Mademoiselle Blood
The world is in order
The dead below
The living above
This is the epigraph to Anne Hébert's novel Héloïse…. And the dead do indeed come to us in this novel….
Héloïse is no ordinary femme fatale; she's the Real Thing, a vampire and a revenant, as well as a tall, pale, beautiful woman with "night-dark hair." She needs to drink the blood of men in order to stay "alive."…
I do not think this novel will come as a surprise to anyone who read The Torrent, Hébert's collection of novella and short stories, or her novels, The Silent Rooms and Kamouraska. Sex and death, or passion and death, have always been linked together in her works, and she has often explored the theme of "mastery." Hébert's characters, if they give in to their strange passions, often suffer death of one kind or another. The image of the vampire is a brilliant "objective correlative" for the passionate possession of one human being by another….
In the hands of an artist less skilled than Anne Hébert this could have been a very silly book. Bottereau is hard to take sometimes…. But when he says how "simple" it all is for him ("I rape and I kill") we feel his awful amorality. He is procurer and "dealer" and psychopath and very, very believable.
The way Hébert uses present-day Paris, with its crowded Métros, its underground musicians, its girls in long skirts and Tshirts saying "I'm feeling free," its noise and pollution as a background for this tale of enchantment and death is really wonderful. (p. 11)

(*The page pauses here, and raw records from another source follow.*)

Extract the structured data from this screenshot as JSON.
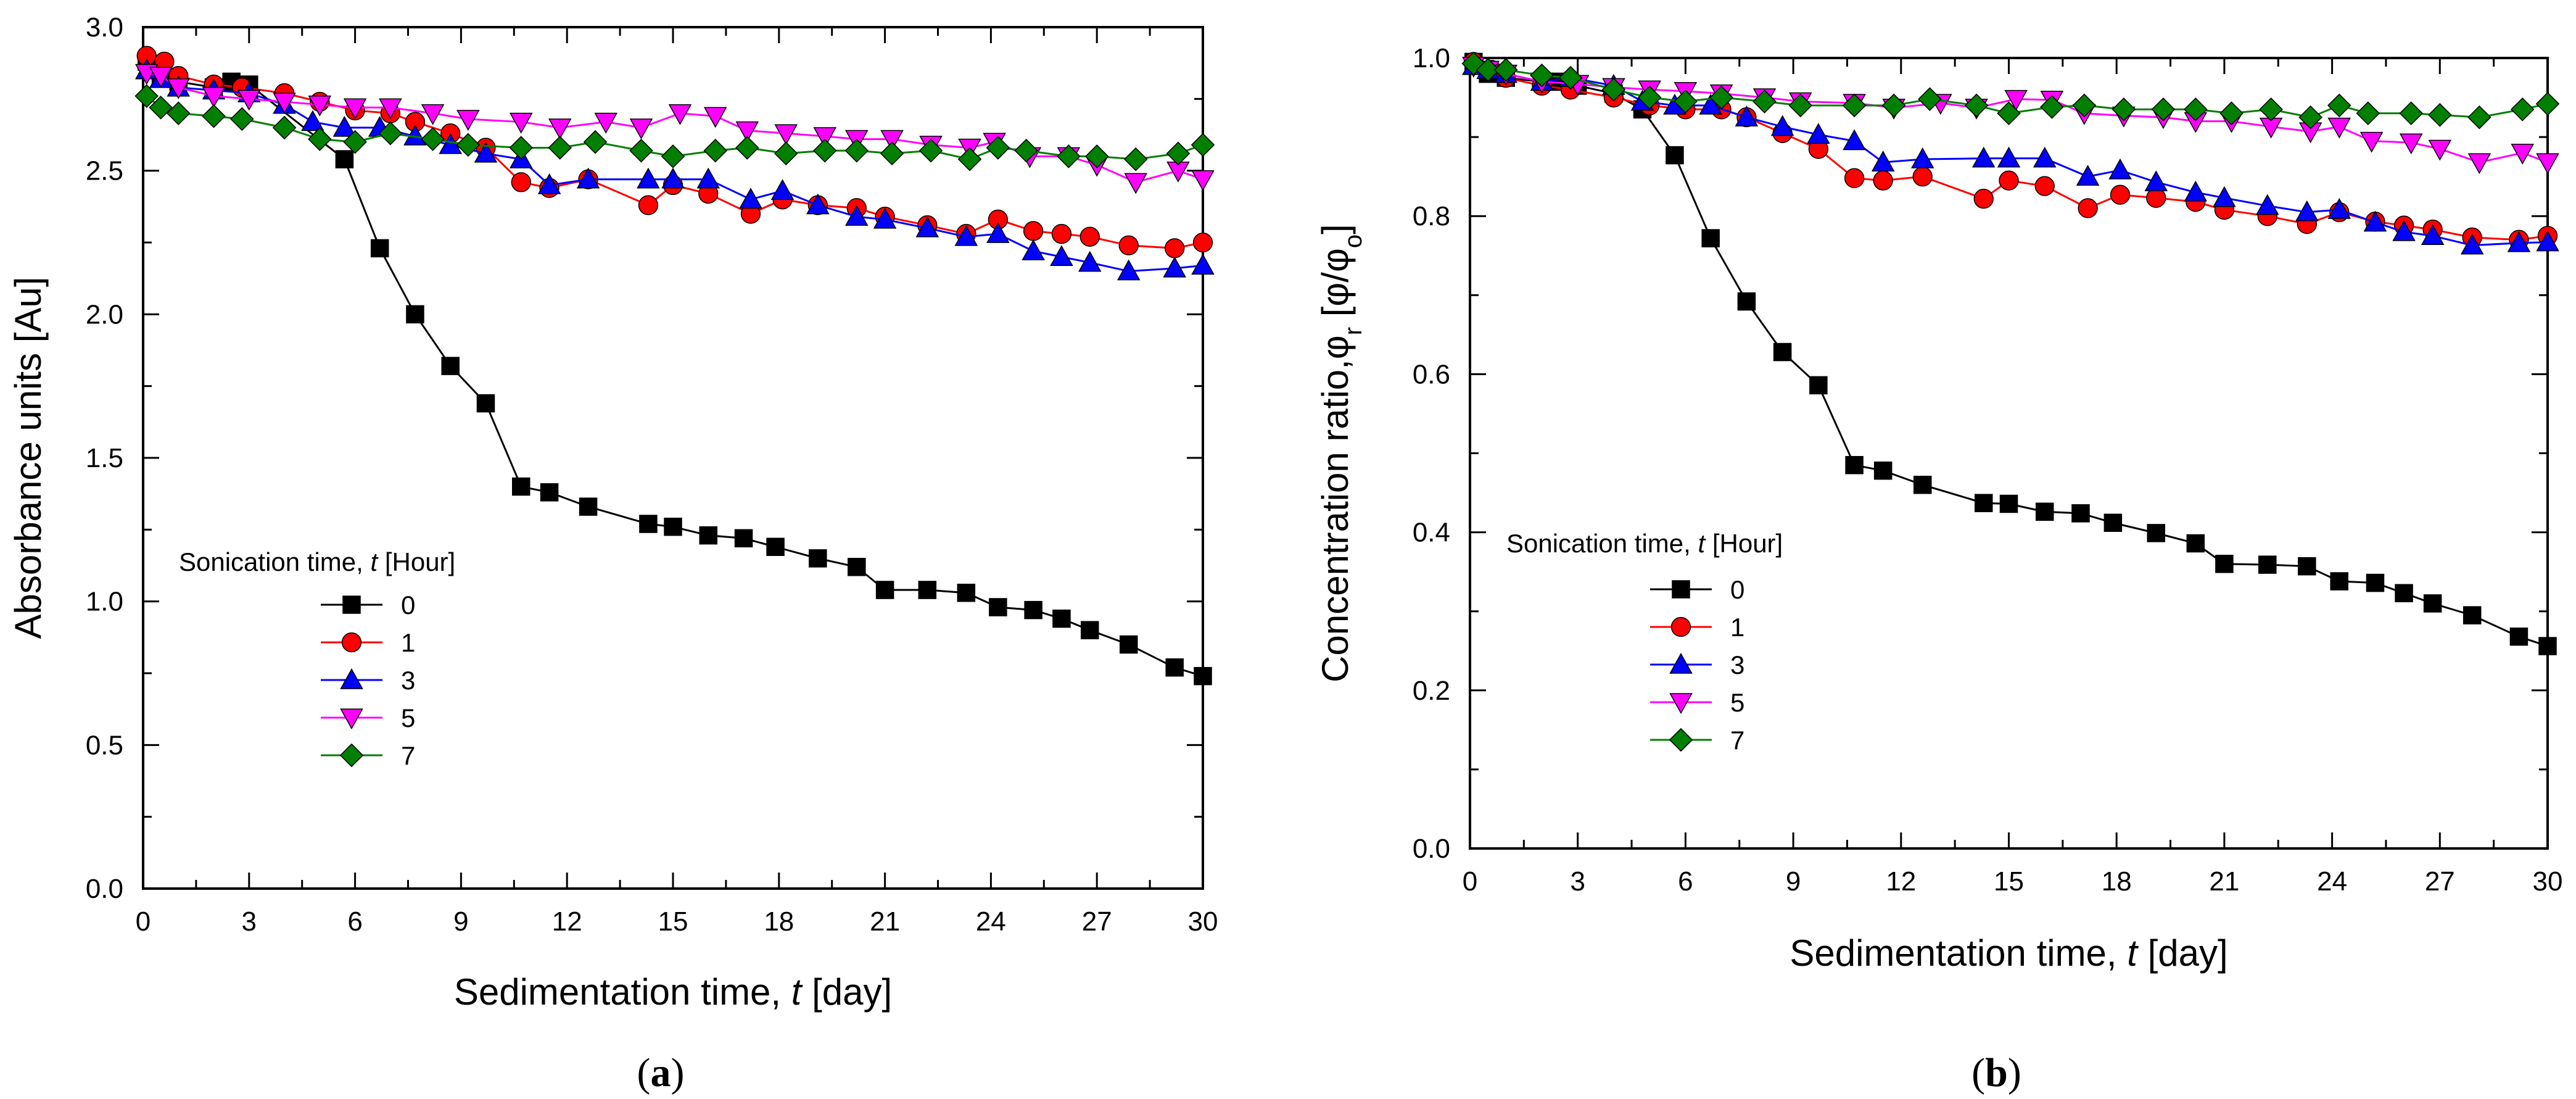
{
  "chart_data": [
    {
      "panel": "a",
      "type": "line",
      "panel_label_open": "(",
      "panel_label": "a",
      "panel_label_close": ")",
      "xlabel": "Sedimentation time, ",
      "xlabel_var": "t",
      "xlabel_unit": " [day]",
      "ylabel": "Absorbance units [Au]",
      "xlim": [
        0,
        30
      ],
      "ylim": [
        0,
        3.0
      ],
      "xticks": [
        "0",
        "3",
        "6",
        "9",
        "12",
        "15",
        "18",
        "21",
        "24",
        "27",
        "30"
      ],
      "yticks": [
        "0.0",
        "0.5",
        "1.0",
        "1.5",
        "2.0",
        "2.5",
        "3.0"
      ],
      "legend": {
        "title": "Sonication time, ",
        "title_var": "t",
        "title_unit": " [Hour]",
        "entries": [
          "0",
          "1",
          "3",
          "5",
          "7"
        ]
      },
      "series": [
        {
          "name": "0",
          "marker": "square",
          "color": "#000000",
          "x": [
            0.1,
            0.5,
            1,
            2,
            2.5,
            3,
            5.7,
            6.7,
            7.7,
            8.7,
            9.7,
            10.7,
            11.5,
            12.6,
            14.3,
            15,
            16,
            17,
            17.9,
            19.1,
            20.2,
            21,
            22.2,
            23.3,
            24.2,
            25.2,
            26,
            26.8,
            27.9,
            29.2,
            30
          ],
          "y": [
            2.88,
            2.83,
            2.81,
            2.79,
            2.81,
            2.8,
            2.54,
            2.23,
            2.0,
            1.82,
            1.69,
            1.4,
            1.38,
            1.33,
            1.27,
            1.26,
            1.23,
            1.22,
            1.19,
            1.15,
            1.12,
            1.04,
            1.04,
            1.03,
            0.98,
            0.97,
            0.94,
            0.9,
            0.85,
            0.77,
            0.74
          ]
        },
        {
          "name": "1",
          "marker": "circle",
          "color": "#ff0000",
          "x": [
            0.1,
            0.6,
            1,
            2,
            2.8,
            4,
            5,
            6,
            7,
            7.7,
            8.7,
            9.7,
            10.7,
            11.5,
            12.6,
            14.3,
            15,
            16,
            17.2,
            18.1,
            19.1,
            20.2,
            21,
            22.2,
            23.3,
            24.2,
            25.2,
            26,
            26.8,
            27.9,
            29.2,
            30
          ],
          "y": [
            2.9,
            2.88,
            2.83,
            2.8,
            2.79,
            2.77,
            2.74,
            2.71,
            2.7,
            2.67,
            2.63,
            2.58,
            2.46,
            2.44,
            2.47,
            2.38,
            2.45,
            2.42,
            2.35,
            2.4,
            2.38,
            2.37,
            2.34,
            2.31,
            2.28,
            2.33,
            2.29,
            2.28,
            2.27,
            2.24,
            2.23,
            2.25
          ]
        },
        {
          "name": "3",
          "marker": "triangle-up",
          "color": "#0000ff",
          "x": [
            0.1,
            0.5,
            1,
            2,
            3,
            4,
            4.8,
            5.7,
            6.7,
            7.7,
            8.7,
            9.7,
            10.7,
            11.5,
            12.6,
            14.3,
            15,
            16,
            17.2,
            18.1,
            19.1,
            20.2,
            21,
            22.2,
            23.3,
            24.2,
            25.2,
            26,
            26.8,
            27.9,
            29.2,
            30
          ],
          "y": [
            2.85,
            2.82,
            2.79,
            2.78,
            2.77,
            2.73,
            2.67,
            2.65,
            2.65,
            2.62,
            2.59,
            2.56,
            2.54,
            2.45,
            2.47,
            2.47,
            2.47,
            2.47,
            2.4,
            2.43,
            2.38,
            2.34,
            2.33,
            2.3,
            2.27,
            2.28,
            2.22,
            2.2,
            2.18,
            2.15,
            2.16,
            2.17
          ]
        },
        {
          "name": "5",
          "marker": "triangle-down",
          "color": "#ff00ff",
          "x": [
            0.1,
            0.5,
            1,
            2,
            3,
            4,
            5,
            6,
            7,
            8.2,
            9.2,
            10.7,
            11.8,
            13.1,
            14.1,
            15.2,
            16.2,
            17.1,
            18.2,
            19.3,
            20.2,
            21.2,
            22.3,
            23.4,
            24.1,
            25.1,
            26.2,
            27,
            28.1,
            29.3,
            30
          ],
          "y": [
            2.84,
            2.83,
            2.79,
            2.76,
            2.75,
            2.74,
            2.73,
            2.72,
            2.72,
            2.7,
            2.68,
            2.67,
            2.65,
            2.67,
            2.65,
            2.7,
            2.69,
            2.64,
            2.63,
            2.62,
            2.61,
            2.61,
            2.59,
            2.58,
            2.6,
            2.55,
            2.55,
            2.52,
            2.46,
            2.5,
            2.47
          ]
        },
        {
          "name": "7",
          "marker": "diamond",
          "color": "#007f00",
          "x": [
            0.1,
            0.5,
            1,
            2,
            2.8,
            4,
            5,
            6,
            7,
            8.2,
            9.2,
            10.7,
            11.8,
            12.8,
            14.1,
            15,
            16.2,
            17.1,
            18.2,
            19.3,
            20.2,
            21.2,
            22.3,
            23.4,
            24.2,
            25,
            26.2,
            27,
            28.1,
            29.3,
            30
          ],
          "y": [
            2.76,
            2.72,
            2.7,
            2.69,
            2.68,
            2.65,
            2.61,
            2.6,
            2.63,
            2.61,
            2.59,
            2.58,
            2.58,
            2.6,
            2.57,
            2.55,
            2.57,
            2.58,
            2.56,
            2.57,
            2.57,
            2.56,
            2.57,
            2.54,
            2.58,
            2.57,
            2.55,
            2.55,
            2.54,
            2.56,
            2.59
          ]
        }
      ]
    },
    {
      "panel": "b",
      "type": "line",
      "panel_label_open": "(",
      "panel_label": "b",
      "panel_label_close": ")",
      "xlabel": "Sedimentation time, ",
      "xlabel_var": "t",
      "xlabel_unit": " [day]",
      "ylabel": "Concentration ratio,φ",
      "ylabel_sub": "r",
      "ylabel_tail": " [φ/φ",
      "ylabel_sub2": "o",
      "ylabel_end": "]",
      "xlim": [
        0,
        30
      ],
      "ylim": [
        0,
        1.0
      ],
      "xticks": [
        "0",
        "3",
        "6",
        "9",
        "12",
        "15",
        "18",
        "21",
        "24",
        "27",
        "30"
      ],
      "yticks": [
        "0.0",
        "0.2",
        "0.4",
        "0.6",
        "0.8",
        "1.0"
      ],
      "legend": {
        "title": "Sonication time, ",
        "title_var": "t",
        "title_unit": " [Hour]",
        "entries": [
          "0",
          "1",
          "3",
          "5",
          "7"
        ]
      },
      "series": [
        {
          "name": "0",
          "marker": "square",
          "color": "#000000",
          "x": [
            0.1,
            0.5,
            1,
            2,
            2.5,
            3,
            4,
            4.8,
            5.7,
            6.7,
            7.7,
            8.7,
            9.7,
            10.7,
            11.5,
            12.6,
            14.3,
            15,
            16,
            17,
            17.9,
            19.1,
            20.2,
            21,
            22.2,
            23.3,
            24.2,
            25.2,
            26,
            26.8,
            27.9,
            29.2,
            30
          ],
          "y": [
            0.995,
            0.98,
            0.975,
            0.97,
            0.97,
            0.965,
            0.955,
            0.935,
            0.877,
            0.772,
            0.692,
            0.628,
            0.586,
            0.485,
            0.478,
            0.46,
            0.437,
            0.436,
            0.426,
            0.424,
            0.412,
            0.399,
            0.386,
            0.36,
            0.359,
            0.357,
            0.338,
            0.336,
            0.323,
            0.31,
            0.295,
            0.268,
            0.256
          ]
        },
        {
          "name": "1",
          "marker": "circle",
          "color": "#ff0000",
          "x": [
            0.1,
            0.6,
            1,
            2,
            2.8,
            4,
            5,
            6,
            7,
            7.7,
            8.7,
            9.7,
            10.7,
            11.5,
            12.6,
            14.3,
            15,
            16,
            17.2,
            18.1,
            19.1,
            20.2,
            21,
            22.2,
            23.3,
            24.2,
            25.2,
            26,
            26.8,
            27.9,
            29.2,
            30
          ],
          "y": [
            0.995,
            0.985,
            0.975,
            0.965,
            0.96,
            0.95,
            0.94,
            0.935,
            0.935,
            0.925,
            0.905,
            0.885,
            0.848,
            0.845,
            0.85,
            0.822,
            0.845,
            0.838,
            0.81,
            0.827,
            0.823,
            0.818,
            0.808,
            0.8,
            0.79,
            0.805,
            0.793,
            0.788,
            0.783,
            0.773,
            0.77,
            0.775
          ]
        },
        {
          "name": "3",
          "marker": "triangle-up",
          "color": "#0000ff",
          "x": [
            0.1,
            0.5,
            1,
            2,
            2.8,
            4,
            4.8,
            5.7,
            6.7,
            7.7,
            8.7,
            9.7,
            10.7,
            11.5,
            12.6,
            14.3,
            15,
            16,
            17.2,
            18.1,
            19.1,
            20.2,
            21,
            22.2,
            23.3,
            24.2,
            25.2,
            26,
            26.8,
            27.9,
            29.2,
            30
          ],
          "y": [
            0.99,
            0.985,
            0.98,
            0.97,
            0.975,
            0.965,
            0.945,
            0.94,
            0.94,
            0.925,
            0.913,
            0.903,
            0.895,
            0.868,
            0.872,
            0.873,
            0.873,
            0.873,
            0.85,
            0.858,
            0.843,
            0.83,
            0.823,
            0.813,
            0.805,
            0.808,
            0.792,
            0.78,
            0.775,
            0.763,
            0.766,
            0.767
          ]
        },
        {
          "name": "5",
          "marker": "triangle-down",
          "color": "#ff00ff",
          "x": [
            0.1,
            0.5,
            1,
            2,
            3,
            4,
            5,
            6,
            7,
            8.2,
            9.2,
            10.7,
            11.8,
            13.1,
            14.1,
            15.2,
            16.2,
            17.1,
            18.2,
            19.3,
            20.2,
            21.2,
            22.3,
            23.4,
            24.2,
            25.1,
            26.2,
            27,
            28.1,
            29.3,
            30
          ],
          "y": [
            0.99,
            0.985,
            0.98,
            0.97,
            0.967,
            0.963,
            0.96,
            0.958,
            0.955,
            0.95,
            0.945,
            0.943,
            0.937,
            0.943,
            0.937,
            0.948,
            0.947,
            0.93,
            0.927,
            0.925,
            0.92,
            0.92,
            0.913,
            0.907,
            0.913,
            0.895,
            0.893,
            0.885,
            0.868,
            0.88,
            0.868
          ]
        },
        {
          "name": "7",
          "marker": "diamond",
          "color": "#007f00",
          "x": [
            0.1,
            0.5,
            1,
            2,
            2.8,
            4,
            5,
            6,
            7,
            8.2,
            9.2,
            10.7,
            11.8,
            12.8,
            14.1,
            15,
            16.2,
            17.1,
            18.2,
            19.3,
            20.2,
            21.2,
            22.3,
            23.4,
            24.2,
            25,
            26.2,
            27,
            28.1,
            29.3,
            30
          ],
          "y": [
            0.993,
            0.985,
            0.985,
            0.978,
            0.975,
            0.96,
            0.95,
            0.945,
            0.95,
            0.945,
            0.94,
            0.94,
            0.94,
            0.948,
            0.94,
            0.93,
            0.938,
            0.94,
            0.935,
            0.935,
            0.935,
            0.93,
            0.935,
            0.925,
            0.94,
            0.93,
            0.93,
            0.928,
            0.925,
            0.935,
            0.942
          ]
        }
      ]
    }
  ]
}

There are a lot of references in the book that would probably have more significance—or would be more quickly recognizable as significant—to someone really familiar with Paris. I've only been there once, but I did remember that the subway stop at the very end of the novel ("Through the mist, one can read the name of the station, Père-Lachaise") is the name of the most fashionable cemetery in Paris. Gertrude Stein is buried there, Victor Hugo, Proust, Balzac, Sarah Bernhardt, Oscar Wilde, and a host of others. It's a regular village of the famous dead. And in this cemetery there stands a monument to Abelard and Héloïse.
It's no good trying to see this novel as a simple allegory, but that little bit of information is interesting, as is the fact that Abelard's passion for Héloïse got him emasculated (something we all seem to know, even if we've never read a word he wrote)….
But in the end that really doesn't matter. Héloïse is full of Hébert's usual superb writing, striking imagery, and careful observation of human (and inhuman) nature. And, like most of her work, it is not a book that I would like to read on a dark night, in a big house, all alone. (p. 12)
Audrey Thomas, "Mademoiselle Blood" (reprinted by permission of the author), in Books in Canada, Vol. 12, No. 2, February, 1983, pp. 11-12.